Çocukken yere oturup taşlarla oynardık.
Hayal gücümüz kadar geniş bir dünya kurardık.
Peki ne oldu da büyüyünce oyun oynamayı unuttuk?
Yetişkin olmak, ciddi olmakla karıştırıldı.
Oyun oynamak da "çocuk işi" sayıldı.
Ama ruhun da egzersize ihtiyacı var dostum.
Ve onun en sevdiği hareket: Oyun.
Bugün psikologlar diyor ki:
"Yetişkinler de oyun oynamalı."
Kutu oyunu, doğa yürüyüşü, masa tenisi…
Ne olduğu değil, ne hissettirdiği önemli.

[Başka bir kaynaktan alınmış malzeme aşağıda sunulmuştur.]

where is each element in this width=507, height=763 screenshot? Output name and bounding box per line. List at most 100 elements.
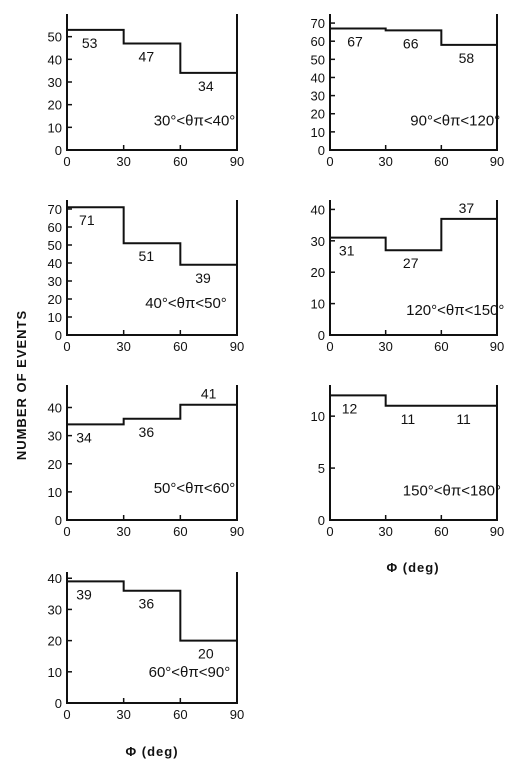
y-tick-label: 10 [311,409,325,424]
bar-value-label: 11 [456,411,471,427]
panel-120-150: 0 10 20 30 40 0 30 60 90 31 27 37 120°<θπ<150° [311,200,505,354]
y-tick-label: 0 [55,328,62,343]
x-tick-label: 60 [173,154,187,169]
x-tick-label: 90 [230,154,244,169]
bar-value-label: 67 [347,34,363,50]
x-tick-label: 30 [116,707,130,722]
x-tick-label: 60 [434,154,448,169]
bar-value-label: 39 [195,270,211,286]
x-tick-label: 0 [326,524,333,539]
x-tick-label: 90 [230,339,244,354]
x-tick-label: 90 [490,524,504,539]
histogram-step-line [330,394,497,407]
axes-frame [66,200,238,336]
x-tick-label: 90 [490,154,504,169]
x-tick-label: 90 [230,524,244,539]
x-tick-label: 30 [378,339,392,354]
x-tick-label: 90 [230,707,244,722]
y-tick-label: 40 [311,70,325,85]
y-tick-label: 10 [48,665,62,680]
y-tick-label: 0 [55,696,62,711]
y-tick-label: 5 [318,461,325,476]
y-tick-label: 30 [48,274,62,289]
y-tick-label: 30 [48,602,62,617]
x-tick-label: 60 [173,524,187,539]
x-tick-label: 0 [63,707,70,722]
y-tick-label: 60 [311,34,325,49]
bar-value-label: 11 [401,411,416,427]
axes-frame [66,385,238,521]
axes-frame [329,385,498,521]
bar-value-label: 27 [403,255,419,271]
bar-value-label: 66 [403,35,419,51]
x-tick-label: 0 [63,524,70,539]
x-tick-label: 0 [63,154,70,169]
x-tick-label: 30 [378,154,392,169]
bar-value-label: 31 [339,243,355,259]
y-tick-label: 40 [48,52,62,67]
axes-frame [329,200,498,336]
panel-condition-label: 30°<θπ<40° [154,113,236,130]
bar-value-label: 34 [198,78,214,94]
x-tick-label: 60 [434,339,448,354]
axes-frame [66,572,238,704]
y-tick-label: 60 [48,220,62,235]
y-tick-label: 40 [311,202,325,217]
histogram-step-line [67,28,237,74]
x-tick-label: 60 [173,707,187,722]
panel-condition-label: 90°<θπ<120° [410,113,500,130]
y-tick-label: 30 [48,429,62,444]
y-tick-label: 20 [48,98,62,113]
bar-value-label: 41 [201,386,217,402]
histogram-step-line [67,206,237,266]
bar-0-30 [67,207,124,335]
y-tick-label: 50 [48,238,62,253]
panel-condition-label: 120°<θπ<150° [406,302,504,319]
y-tick-label: 10 [311,125,325,140]
y-tick-label: 30 [311,234,325,249]
bar-value-label: 36 [139,596,155,612]
y-tick-label: 10 [48,120,62,135]
y-tick-label: 70 [48,202,62,217]
x-tick-label: 0 [326,154,333,169]
histogram-step-line [67,580,237,642]
panel-condition-label: 60°<θπ<90° [149,664,231,681]
panel-condition-label: 150°<θπ<180° [403,483,501,500]
bar-value-label: 51 [139,248,155,264]
y-tick-label: 30 [48,75,62,90]
y-tick-label: 20 [48,457,62,472]
x-tick-label: 30 [116,154,130,169]
bar-value-label: 71 [79,212,95,228]
x-axis-label-right: Φ (deg) [386,560,439,575]
x-tick-label: 30 [378,524,392,539]
x-tick-label: 0 [326,339,333,354]
panel-50-60: 0 10 20 30 40 0 30 60 90 34 36 41 50°<θπ<60° [48,385,244,539]
histogram-step-line [67,403,237,426]
x-axis-label-bottom: Φ (deg) [125,744,178,759]
bar-0-30 [330,395,386,520]
y-axis-label: NUMBER OF EVENTS [14,310,29,460]
y-tick-label: 20 [311,107,325,122]
histogram-step-line [330,27,497,46]
panel-60-90: 0 10 20 30 40 0 30 60 90 39 36 20 60°<θπ<90° [48,571,245,722]
y-tick-label: 70 [311,16,325,31]
y-tick-label: 40 [48,571,62,586]
y-tick-label: 40 [48,256,62,271]
panel-150-180: 0 5 10 0 30 60 90 12 11 11 150°<θπ<180° [311,385,504,539]
axes-frame [329,14,498,151]
histogram-step-line [330,217,497,252]
y-tick-label: 50 [311,52,325,67]
bar-60-90 [180,405,237,520]
y-tick-label: 0 [55,143,62,158]
y-tick-label: 20 [48,292,62,307]
bar-value-label: 47 [139,48,155,64]
panel-30-40: 0 10 20 30 40 50 0 30 60 90 53 47 34 30°<θπ<40° [48,14,244,169]
y-tick-label: 20 [311,265,325,280]
bar-value-label: 39 [76,586,92,602]
bar-value-label: 37 [459,200,475,216]
bar-value-label: 58 [459,50,475,66]
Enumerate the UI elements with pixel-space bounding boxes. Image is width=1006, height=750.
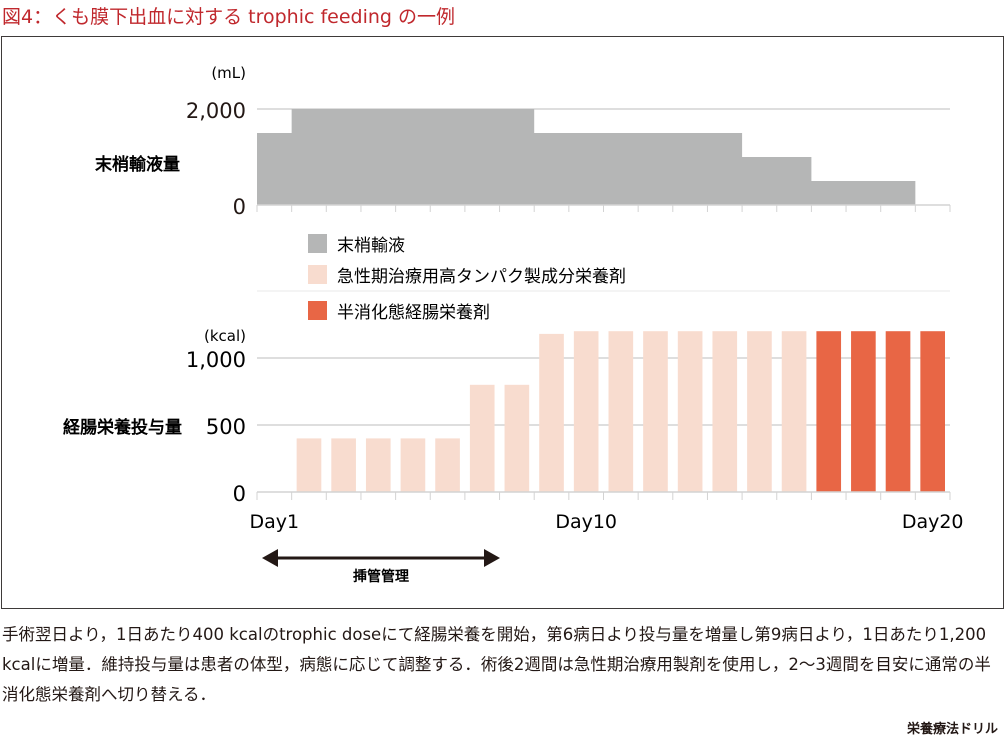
y-tick-label: 2,000 — [186, 99, 246, 123]
y-unit-label: (mL) — [211, 64, 246, 82]
figure-title: 図4：くも膜下出血に対する trophic feeding の一例 — [2, 6, 456, 28]
y-axis-title: 経腸栄養投与量 — [63, 417, 182, 438]
y-unit-label: (kcal) — [204, 327, 246, 345]
bar-day-2 — [296, 438, 322, 492]
bar-day-6 — [435, 438, 460, 492]
y-tick-label: 0 — [233, 482, 246, 506]
bar-day-9 — [539, 333, 564, 492]
legend-swatch — [308, 265, 327, 284]
x-tick-label: Day20 — [902, 511, 964, 533]
y-tick-label: 500 — [206, 415, 246, 439]
legend-label: 急性期治療用高タンパク製成分栄養剤 — [337, 267, 626, 287]
bar-day-3 — [331, 438, 356, 492]
source-label: 栄養療法ドリル — [906, 722, 998, 737]
y-axis-title: 末梢輸液量 — [95, 154, 180, 175]
bar-day-11 — [608, 331, 634, 492]
y-tick-label: 0 — [233, 195, 246, 219]
bar-day-4 — [365, 438, 391, 492]
legend-swatch — [308, 234, 327, 253]
bar-day-13 — [677, 331, 703, 492]
arrow-right-icon — [484, 549, 500, 567]
bar-day-7 — [469, 384, 495, 492]
bar-day-12 — [643, 331, 668, 492]
bar-day-19 — [885, 331, 911, 492]
legend-swatch — [308, 301, 327, 320]
chart-canvas: 0 2,000 (mL) 末梢輸液量末梢輸液急性期治療用高タンパク製成分栄養剤半消化態… — [63, 64, 964, 585]
bar-day-8 — [504, 384, 530, 492]
figure-caption: 手術翌日より，1日あたり400 kcalのtrophic doseにて経腸栄養を… — [2, 625, 991, 704]
x-tick-label: Day1 — [250, 511, 300, 533]
bar-day-20 — [920, 331, 945, 492]
bar-day-18 — [851, 331, 876, 492]
arrow-left-icon — [262, 549, 278, 567]
legend-label: 半消化態経腸栄養剤 — [337, 303, 490, 323]
bar-day-10 — [573, 331, 599, 492]
y-tick-label: 1,000 — [186, 348, 246, 372]
infusion-area — [257, 109, 916, 205]
bar-day-14 — [712, 331, 738, 492]
bar-day-17 — [816, 331, 842, 492]
bar-day-16 — [781, 331, 807, 492]
x-tick-label: Day10 — [555, 511, 617, 533]
bar-day-5 — [400, 438, 426, 492]
figure-frame — [1, 36, 1004, 609]
legend-label: 末梢輸液 — [337, 236, 405, 256]
intubation-label: 挿管管理 — [353, 568, 409, 585]
bar-day-15 — [747, 331, 772, 492]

Çünkü oyun, hayatı ciddiye almadan yaşamanın
en ciddi yoludur aslında.
Stresi, kaygıyı, korkuyu dışarıda bırakıp,
anda kalabilmenin minik bir provasıdır.
Yani sevgili dostum…
Arada sırada bir salıncakta sallanmak,
bir çocuğun gülüşünde kendini bulmak,
belki de en olgun eylemdir.
Fikrin kıymetlisi şudur:
Büyümek oyunları bırakmak değil, oyunlara yeniden yer açmaktır.
– E.Y.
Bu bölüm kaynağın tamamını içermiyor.